飛行時間型二次イオン質量分析(TOF-SIMS)

TOF-SIMS:Time-of-Flight Secondary Ion Mass Spectrometry

飛行時間型二次イオン質量分析(TOF-SIMS)とは

飛行時間型二次イオン質量分析(TOF-SIMS)はパルス化した一次イオンビームを試料表面に照射し、その表面から放出された二次イオンを飛行時間により質量分離を行う手法です。試料最表面に存在する無機・有機成分に関する情報を高感度に得ることができ、表面汚染物質の分析、微量添加元素も含むマッピングが可能で、深さ方向分析も可能です。

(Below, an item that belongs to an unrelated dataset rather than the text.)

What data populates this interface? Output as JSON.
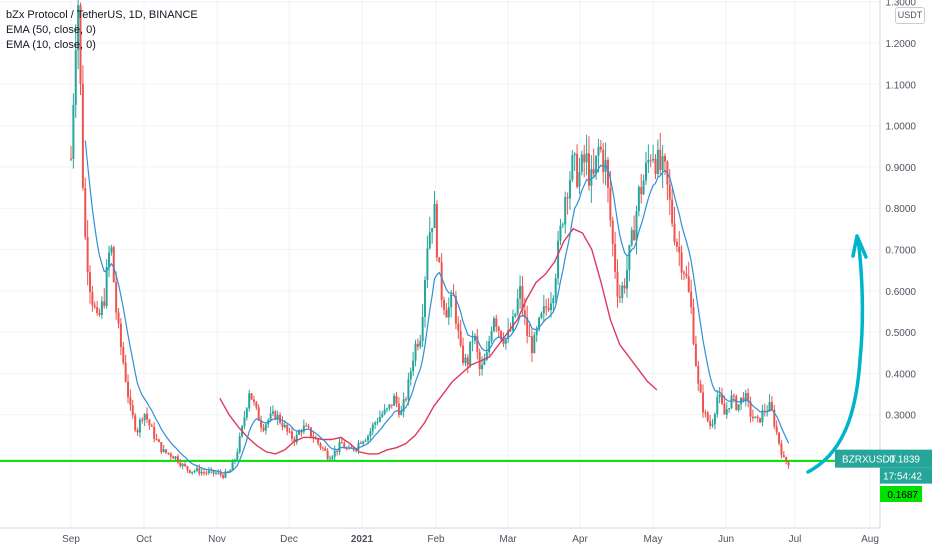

飛行時間型二次イオン質量分析装置(TOF-SIMS)の外観


ION-TOF社 TOF-SIMS.5

飛行時間型二次イオン質量分析(TOF-SIMS)の原理

試料表面に一次イオンを照射すると、その表面からスパッタリング現象によって正または負の二次イオンが放出されます(図1)。


図1 SIMSの原理

この二次イオンを引き出し電圧によって加速し、検出器に到達するまでの飛行時間を質量に換算することで、試料情報を得ることができます(図2)。


図2 飛行時間型質量分析計の原理

装置仕様

一次イオン銃 Bi(Bi1+、Bi3+、 Bi3++)、Ar-GCIB
分析領域 20μm×20μm~500μm×500μm *ステージスキャンで最大60mm×60mm
最小ビーム径 80nm(高空間分解能測定時)
画素数 128pixel×128pixel~2048pixel×2048pixel
情報深さ 1~3nm
検出感度 数ppmオーダー *元素、マトリクスによる
測定質量範囲 m/z 0~10,000、全質量範囲の同時測定が可能
質量分解能 10,000以上 *高質量分解能測定時
スパッタイオン銃
  • Ar+、O2+、Cs+、Ar-GCIB
試料サイズ 16mm×12mm、8mmt以下(バックマウント) 90mmφ、12mmt以下(トップマウント)
その他 Zalar試料回転対応

飛行時間型二次イオン質量分析(TOF-SIMS)の特徴

飛行時間型二次イオン質量分析(TOF-SIMS)の適用分野(用途)

注意点

分析項目

1)定性分析


マススペクトル分析結果

得られたマススペクトルから定性評価が可能です。

2)マッピング分析


二次イオン分布像

元素、化合物の面内分布を観察できます。

3)深さ方向分析


深さ方向分析結果

各種スパッタイオン銃の併用により、深さ方向分析が可能です。

飛行時間型二次イオン質量分析 (TOF-SIMS)による評価事例

事例1;微量元素のマッピング分析

対象試料:ホウ素10ppm添加鋼

高空間分解能および高感度検出により、微量元素の面内分布を観察することができます。更に走査イオン像による組織観察も可能です。
分析例では、鋼中の微量な添加元素であるホウ素(B)が結晶粒界に偏析していることを確認できます。

ホウ素10ppm添加鋼

事例2; Siウェハ表面の性状調査

対象試料:ポリ袋に保存したSiウェハ、ポリ袋、清浄なSiウェハ

フラグメントイオン(元の化学構造が分解されたイオン)により、有機物の化学構造解析が可能であり、最表面の有機汚染の調査に非常に有効です。
分析例では、ポリ袋に保存したSiウェハからは、ポリ袋の滑剤として使用されるステアリン酸アミドが検出され、ポリ袋由来の成分が転写されていることがわかります。

マススペクトル分析結果

事例3; 塗膜の斜め断面分析

対象試料:塗装鋼板

微小領域の有機・無機成分に関する情報を一度に取得可能です。また、表面界面切削解析装置(SAICAS)を用いて作製した斜め断面をTOF-SIMS分析することで、ミクロンオーダー以下の塗膜内部や界面の詳細解析が可能です。
分析例では、塗装鋼板の斜め断面のマッピング分析を実施しました。ポリエステル樹脂中にフィラー成分と推測されるSiやCaが粒状に分布していることが確認できます。